Um dia, ao ver uma mãe arrumando o lenço na cabeça de uma menina que fazia quimioterapia, comecei a chorar. Entendi essa emoção como um sinal: era sobre o que eu estava vivendo e observando que deveria escrever. Às vezes, um escritor precisa se render aquilo que o seu corpo pede para ser escrito.
3 – Sua jornada literária inclui livros marcantes: A Teta Racional, Tudo Pode Ser Roubado, Suíte Tóquio e agora Batida Só. Há traços que se conectam ou evoluem em cada obra? Para você, há um elo em comum entre eles? O que te move a escrever, a começar uma nova história do zero?
Acho que a questão anterior responde um pouquinho esta pergunta. A decisão do que escrever nunca vem da escolha de uma pauta, nunca é algo que se estabelece de forma tão racional ou por demandas externas. Crio a partir de angústias, de assombros, de becos em que me encontro e dos quais só posso escapar elaborando alguma coisa através da escrita.



4 – Você é uma das idealizadoras do movimento “Um Grande Dia para as Escritoras”, que registrou mais de 2 mil autoras em mais de 50 cidades do país e no exterior. A iniciativa foi capa de jornal, virou livro, podcast. De que forma você enxerga a possibilidade de agir pela visibilidade das mulheres na literatura? Como avalia hoje a presença feminina na literatura brasileira?
De um lado, podemos celebrar: nos últimos anos, as escritoras ganharam muito mais espaço nos catálogos. Por outro lado, em relação à raça, a diferença prossegue grande. Sem falar que o mercado literário segue centrado na região Sudeste, o que nos dá uma ideia muito limitada de Brasil.
O que o movimento “Um Grande Dia para as Escritoras” mostrou – e que nem nós sabíamos – é que, apesar da desigualdade de tarefas domésticas e da falta de tempo, as mulheres escrevem muito. E em todos os cantos. As fotos que tiramos, de dezenas de escritoras em praças e escadarias com seus livros em punho, inclusive em cidades minúsculas, atestam que produção diversa é o que não falta. Onde estão esses livros? Por que nossos catálogos ainda não contemplam a riqueza de tantos Brasis?
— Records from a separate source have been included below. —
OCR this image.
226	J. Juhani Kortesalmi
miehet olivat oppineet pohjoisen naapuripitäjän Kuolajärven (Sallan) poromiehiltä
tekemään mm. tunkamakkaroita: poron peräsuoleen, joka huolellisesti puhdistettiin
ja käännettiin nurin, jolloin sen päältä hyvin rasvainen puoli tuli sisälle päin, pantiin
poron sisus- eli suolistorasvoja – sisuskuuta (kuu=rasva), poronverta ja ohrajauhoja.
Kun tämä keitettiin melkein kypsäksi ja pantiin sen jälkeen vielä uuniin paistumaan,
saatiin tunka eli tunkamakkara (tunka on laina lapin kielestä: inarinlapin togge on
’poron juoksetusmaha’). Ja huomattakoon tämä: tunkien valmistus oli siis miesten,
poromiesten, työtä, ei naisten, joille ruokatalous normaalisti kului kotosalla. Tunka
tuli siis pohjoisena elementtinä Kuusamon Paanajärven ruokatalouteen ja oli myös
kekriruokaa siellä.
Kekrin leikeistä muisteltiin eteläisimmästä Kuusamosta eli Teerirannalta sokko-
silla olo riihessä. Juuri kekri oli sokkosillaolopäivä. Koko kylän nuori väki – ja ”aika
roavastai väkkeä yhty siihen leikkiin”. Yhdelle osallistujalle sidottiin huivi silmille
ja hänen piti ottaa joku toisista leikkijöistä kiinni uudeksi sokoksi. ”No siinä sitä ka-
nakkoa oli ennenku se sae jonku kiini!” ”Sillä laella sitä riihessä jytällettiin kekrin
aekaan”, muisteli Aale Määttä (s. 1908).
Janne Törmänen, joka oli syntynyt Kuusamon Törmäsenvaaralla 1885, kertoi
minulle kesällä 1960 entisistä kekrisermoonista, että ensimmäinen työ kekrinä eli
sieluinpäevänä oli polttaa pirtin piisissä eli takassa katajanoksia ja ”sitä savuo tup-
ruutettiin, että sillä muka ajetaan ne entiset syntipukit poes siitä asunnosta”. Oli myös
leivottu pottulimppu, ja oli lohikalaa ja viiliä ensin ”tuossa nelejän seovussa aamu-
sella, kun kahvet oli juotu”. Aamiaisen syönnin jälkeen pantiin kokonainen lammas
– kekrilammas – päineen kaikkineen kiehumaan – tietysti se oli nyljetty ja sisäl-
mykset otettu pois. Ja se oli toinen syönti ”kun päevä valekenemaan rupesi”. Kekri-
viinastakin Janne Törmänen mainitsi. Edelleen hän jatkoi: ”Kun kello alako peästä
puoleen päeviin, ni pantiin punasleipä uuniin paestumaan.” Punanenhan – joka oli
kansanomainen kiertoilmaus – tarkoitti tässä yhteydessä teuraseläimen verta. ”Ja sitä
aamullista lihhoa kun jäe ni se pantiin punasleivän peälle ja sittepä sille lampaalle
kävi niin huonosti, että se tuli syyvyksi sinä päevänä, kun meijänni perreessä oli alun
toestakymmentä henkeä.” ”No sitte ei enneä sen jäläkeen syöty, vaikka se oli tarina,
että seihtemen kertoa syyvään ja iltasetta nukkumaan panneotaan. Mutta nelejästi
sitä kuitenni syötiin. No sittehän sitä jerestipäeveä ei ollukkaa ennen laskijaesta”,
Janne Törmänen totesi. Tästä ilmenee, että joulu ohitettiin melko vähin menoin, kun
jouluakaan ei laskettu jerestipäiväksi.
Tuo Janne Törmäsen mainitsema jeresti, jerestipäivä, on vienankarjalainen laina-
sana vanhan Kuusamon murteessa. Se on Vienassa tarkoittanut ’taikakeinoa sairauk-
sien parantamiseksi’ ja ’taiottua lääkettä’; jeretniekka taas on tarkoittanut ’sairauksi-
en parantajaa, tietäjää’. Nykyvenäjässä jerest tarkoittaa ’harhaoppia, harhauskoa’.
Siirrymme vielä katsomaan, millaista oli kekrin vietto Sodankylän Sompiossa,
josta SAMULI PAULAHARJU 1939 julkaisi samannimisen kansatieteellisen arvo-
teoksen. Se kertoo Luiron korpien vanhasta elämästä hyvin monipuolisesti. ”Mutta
5 – Os temas da maternidade, do corpo e do desejo feminino são presentes em sua escrita, mas há também um componente político, que olha para as relações sociais, a construção de um espaço coletivo como ato de afirmação. Até que ponto a experiência individual é também coletiva?
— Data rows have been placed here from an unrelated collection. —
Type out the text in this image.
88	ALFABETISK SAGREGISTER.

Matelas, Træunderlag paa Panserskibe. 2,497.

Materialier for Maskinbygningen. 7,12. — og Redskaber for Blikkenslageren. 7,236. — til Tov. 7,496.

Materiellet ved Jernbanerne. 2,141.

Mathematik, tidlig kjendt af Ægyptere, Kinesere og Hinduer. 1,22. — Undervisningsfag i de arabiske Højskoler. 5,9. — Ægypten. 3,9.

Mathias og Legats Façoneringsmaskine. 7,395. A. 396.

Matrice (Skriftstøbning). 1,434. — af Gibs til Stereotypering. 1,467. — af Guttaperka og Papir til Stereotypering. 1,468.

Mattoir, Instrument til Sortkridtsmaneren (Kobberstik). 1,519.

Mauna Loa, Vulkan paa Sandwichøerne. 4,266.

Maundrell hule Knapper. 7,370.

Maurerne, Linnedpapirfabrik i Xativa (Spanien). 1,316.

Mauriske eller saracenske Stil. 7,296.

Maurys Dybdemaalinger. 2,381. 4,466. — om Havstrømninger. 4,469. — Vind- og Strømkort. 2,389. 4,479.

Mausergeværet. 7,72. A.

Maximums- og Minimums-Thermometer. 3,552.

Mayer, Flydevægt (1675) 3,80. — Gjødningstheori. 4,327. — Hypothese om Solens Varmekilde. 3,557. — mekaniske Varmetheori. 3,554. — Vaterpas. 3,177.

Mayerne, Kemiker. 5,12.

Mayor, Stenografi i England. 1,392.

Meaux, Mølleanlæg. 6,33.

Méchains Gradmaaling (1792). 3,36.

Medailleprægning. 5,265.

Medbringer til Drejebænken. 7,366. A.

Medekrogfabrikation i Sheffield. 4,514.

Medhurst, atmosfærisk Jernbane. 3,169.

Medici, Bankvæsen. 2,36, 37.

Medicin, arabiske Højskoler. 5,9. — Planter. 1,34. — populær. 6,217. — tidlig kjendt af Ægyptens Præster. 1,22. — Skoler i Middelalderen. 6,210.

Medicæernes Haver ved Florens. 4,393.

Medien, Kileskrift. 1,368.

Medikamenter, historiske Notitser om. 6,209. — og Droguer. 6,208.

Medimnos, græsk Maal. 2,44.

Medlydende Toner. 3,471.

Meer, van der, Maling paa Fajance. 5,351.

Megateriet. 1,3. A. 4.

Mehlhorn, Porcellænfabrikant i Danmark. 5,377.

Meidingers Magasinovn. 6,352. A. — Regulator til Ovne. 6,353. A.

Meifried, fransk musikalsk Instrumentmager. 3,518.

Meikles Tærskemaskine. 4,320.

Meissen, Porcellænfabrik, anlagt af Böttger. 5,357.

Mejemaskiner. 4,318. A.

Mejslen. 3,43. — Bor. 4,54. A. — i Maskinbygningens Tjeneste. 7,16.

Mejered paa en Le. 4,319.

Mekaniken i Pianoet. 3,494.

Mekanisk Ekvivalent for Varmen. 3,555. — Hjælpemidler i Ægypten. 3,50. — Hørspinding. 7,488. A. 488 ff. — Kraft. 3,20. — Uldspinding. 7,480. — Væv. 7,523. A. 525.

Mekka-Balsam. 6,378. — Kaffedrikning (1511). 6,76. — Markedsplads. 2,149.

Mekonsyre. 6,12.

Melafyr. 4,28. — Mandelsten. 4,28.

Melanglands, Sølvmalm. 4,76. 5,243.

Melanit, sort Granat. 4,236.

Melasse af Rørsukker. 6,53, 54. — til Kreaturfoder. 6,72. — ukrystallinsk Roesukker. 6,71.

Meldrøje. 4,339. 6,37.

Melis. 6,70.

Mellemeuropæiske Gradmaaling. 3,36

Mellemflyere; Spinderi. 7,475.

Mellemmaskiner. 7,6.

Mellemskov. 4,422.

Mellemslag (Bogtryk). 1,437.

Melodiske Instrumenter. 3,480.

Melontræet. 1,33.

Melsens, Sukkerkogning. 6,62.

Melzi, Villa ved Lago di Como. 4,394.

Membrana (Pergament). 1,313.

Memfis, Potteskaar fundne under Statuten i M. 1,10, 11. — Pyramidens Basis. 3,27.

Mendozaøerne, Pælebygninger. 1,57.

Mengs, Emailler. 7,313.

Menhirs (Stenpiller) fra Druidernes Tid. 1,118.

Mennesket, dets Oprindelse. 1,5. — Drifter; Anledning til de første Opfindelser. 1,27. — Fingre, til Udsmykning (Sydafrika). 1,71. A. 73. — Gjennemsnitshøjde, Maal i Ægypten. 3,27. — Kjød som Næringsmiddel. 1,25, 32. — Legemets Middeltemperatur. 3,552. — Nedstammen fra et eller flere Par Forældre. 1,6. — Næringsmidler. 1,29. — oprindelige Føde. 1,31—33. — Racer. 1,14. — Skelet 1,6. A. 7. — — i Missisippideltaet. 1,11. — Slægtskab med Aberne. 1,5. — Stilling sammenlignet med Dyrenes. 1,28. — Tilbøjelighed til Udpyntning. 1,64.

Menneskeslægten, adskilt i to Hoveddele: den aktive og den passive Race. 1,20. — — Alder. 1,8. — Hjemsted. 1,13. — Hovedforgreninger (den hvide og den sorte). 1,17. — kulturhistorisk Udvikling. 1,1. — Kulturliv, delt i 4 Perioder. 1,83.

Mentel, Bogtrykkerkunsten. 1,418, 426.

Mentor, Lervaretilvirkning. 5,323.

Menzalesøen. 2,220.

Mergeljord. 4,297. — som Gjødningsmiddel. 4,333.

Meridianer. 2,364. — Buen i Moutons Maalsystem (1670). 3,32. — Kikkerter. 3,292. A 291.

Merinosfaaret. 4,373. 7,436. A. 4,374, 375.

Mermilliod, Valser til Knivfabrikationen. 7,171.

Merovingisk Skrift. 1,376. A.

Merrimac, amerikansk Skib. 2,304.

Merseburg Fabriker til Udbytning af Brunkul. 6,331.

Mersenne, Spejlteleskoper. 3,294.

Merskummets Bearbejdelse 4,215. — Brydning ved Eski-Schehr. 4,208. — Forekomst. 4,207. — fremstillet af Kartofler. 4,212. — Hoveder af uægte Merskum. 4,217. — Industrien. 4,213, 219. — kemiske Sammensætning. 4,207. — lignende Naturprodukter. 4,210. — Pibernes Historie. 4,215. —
A experiência individual fala sobre o ser humano. E quando falamos do ser humano, falamos do coletivo.
6 – Batida Só acaba de chegar aos leitores brasileiros e a Flip está logo ali. Suíte Tóquio segue reverberando. Como é viver esse “agora”?
Às vezes, estou andando na rua e, ao pensar nos meus livros em outros países, começo a rir. Eu nunca imaginei que iria tão longe.